Australia are fundamentally different and we see that most in shorter formats. They build their side around their pace bowling all-rounders — Mitch Marsh, Marcus Stoinis and Cameron Green — and once they have options, they can pack their side with extra batters if the conditions so demand.
To the pace allrounder mix, if one adds Glenn Maxwell, with his off-spin to the mix, one can see that this Australian team won’t be wanting for balance.
Marsh, Stoinis, Green and Maxwell are all devastating power-hitters too. But having too many all-rounders can also be a headache for the captain in terms of where to bat them in the line-up. But, the advantage with Marsh, Stoinis, Green and Maxwell is that while they all prefer No 5-6, they have the experience of batting in different positions. Maxwell and Marsh can bat at No 3 or 4 as well, while Stoinis is a proven finisher.
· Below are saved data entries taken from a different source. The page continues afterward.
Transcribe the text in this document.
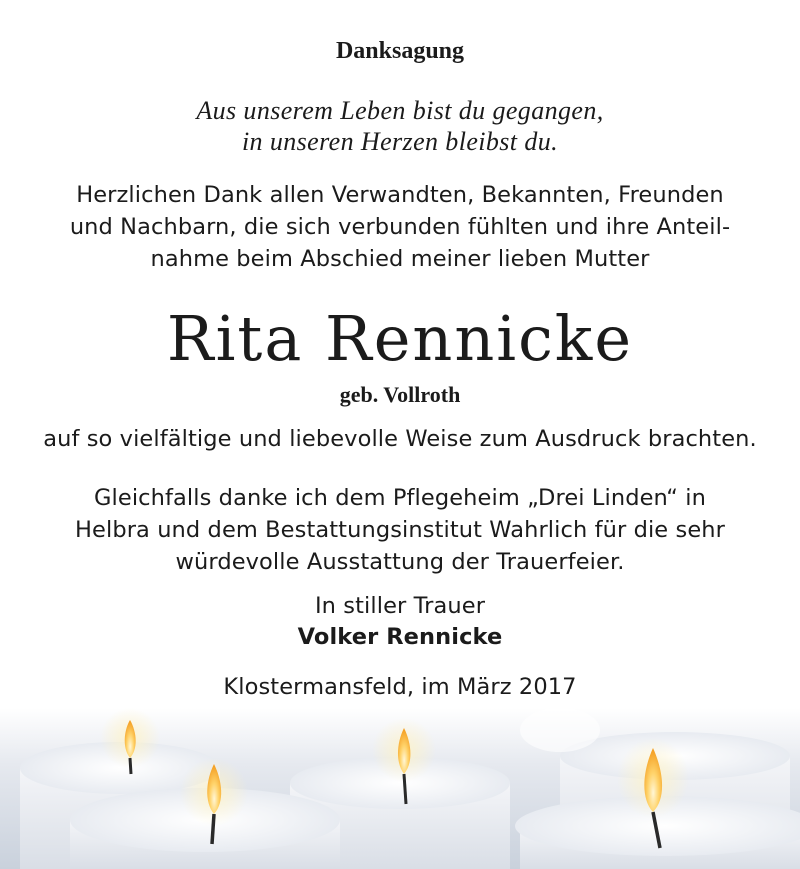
Danksagung
Aus unserem Leben bist du gegangen,
in unseren Herzen bleibst du.
Herzlichen Dank allen Verwandten, Bekannten, Freunden
und Nachbarn, die sich verbunden fühlten und ihre Anteil-
nahme beim Abschied meiner lieben Mutter
Rita Rennicke
geb. Vollroth
auf so vielfältige und liebevolle Weise zum Ausdruck brachten.
Gleichfalls danke ich dem Pflegeheim „Drei Linden“ in
Helbra und dem Bestattungsinstitut Wahrlich für die sehr
würdevolle Ausstattung der Trauerfeier.
In stiller Trauer
Volker Rennicke
Klostermansfeld, im März 2017
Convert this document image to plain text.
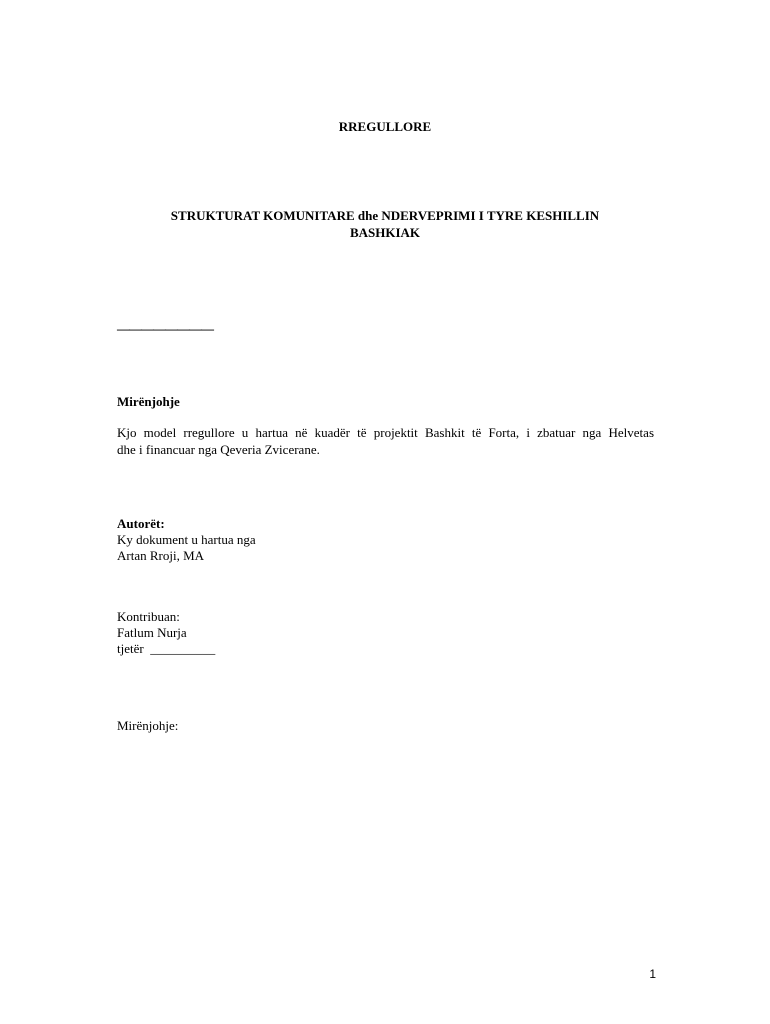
RREGULLORE
STRUKTURAT KOMUNITARE dhe NDERVEPRIMI I TYRE KESHILLIN
BASHKIAK
————————
Mirënjohje
Kjo model rregullore u hartua në kuadër të projektit Bashkit të Forta, i zbatuar nga Helvetas
dhe i financuar nga Qeveria Zvicerane.
Autorët:
Ky dokument u hartua nga
Artan Rroji, MA
Kontribuan:
Fatlum Nurja
tjetër  __________
Mirënjohje:
1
In his 57-game ODI career, Stoinis has batted most at No 5 and 6, but his best average is at No 7 (58.33). So far, Green has been used more at No 7 and 8, but in T20Is’ he has shown he can be effective in the top order as a pinch hitter because of his compact technique against the new ball.
While speaking to the media ahead of the first ODI against India, Marsh observed that the all-rounders provide their batting line-up with great flexibility and depth.
“For the balance of our team, having as many allrounders in here as we can is really important for the structure we line up with,” said Marsh. “We’ve seen really good teams in the past, England have guys batting at No. 8 who are genuine batters, and it gives you the ability to either set really big totals or chase big totals. Think we’ll see that this series, just the way cricket is played here in the white-ball format, you’ll have to chase or make big scores. The more flexibility and depth you can have with your batting line-up… think it will be really important.”
While Maxwell is a certainty, Australia would look to rotate their pace all-rounders in the lead-up to the World Cup.
Marsh added: “Over the next six months or so, building towards the World Cup. We might just play a few different lineups, experimenting with a few guys but the mindset is to come here and win the series. Obviously, we have got a fair bit of experience playing here which is great so hopefully it will be a few good games for us.”
The challenge for their team management is that Marsh, Stoinis and Green are not strike bowlers. During the series, their captain will be keen to have a look at their effectiveness in Indian conditions. Marsh is returning from injury and is still three weeks away from bowling fitness, Stoinis is a proven death bowling specialist in the IPL but Green is still untested in Indian conditions.
“They are just (more bowling) options for the captain. It will be a high-scoring World Cup you’d think if the wickets are good. From my experience, it’s nice to have options and important to have options to go to, to change things up and change the momentum of the batting team. More allrounders are better.”
While in India, spin bowling all-rounders can be more effective owing to the nature of the playing surfaces but when it comes to death bowling, Australia will have more options due to its pace all-rounders. Whether this tactic will be effective in Indian conditions remains to be seen but this is how they roll.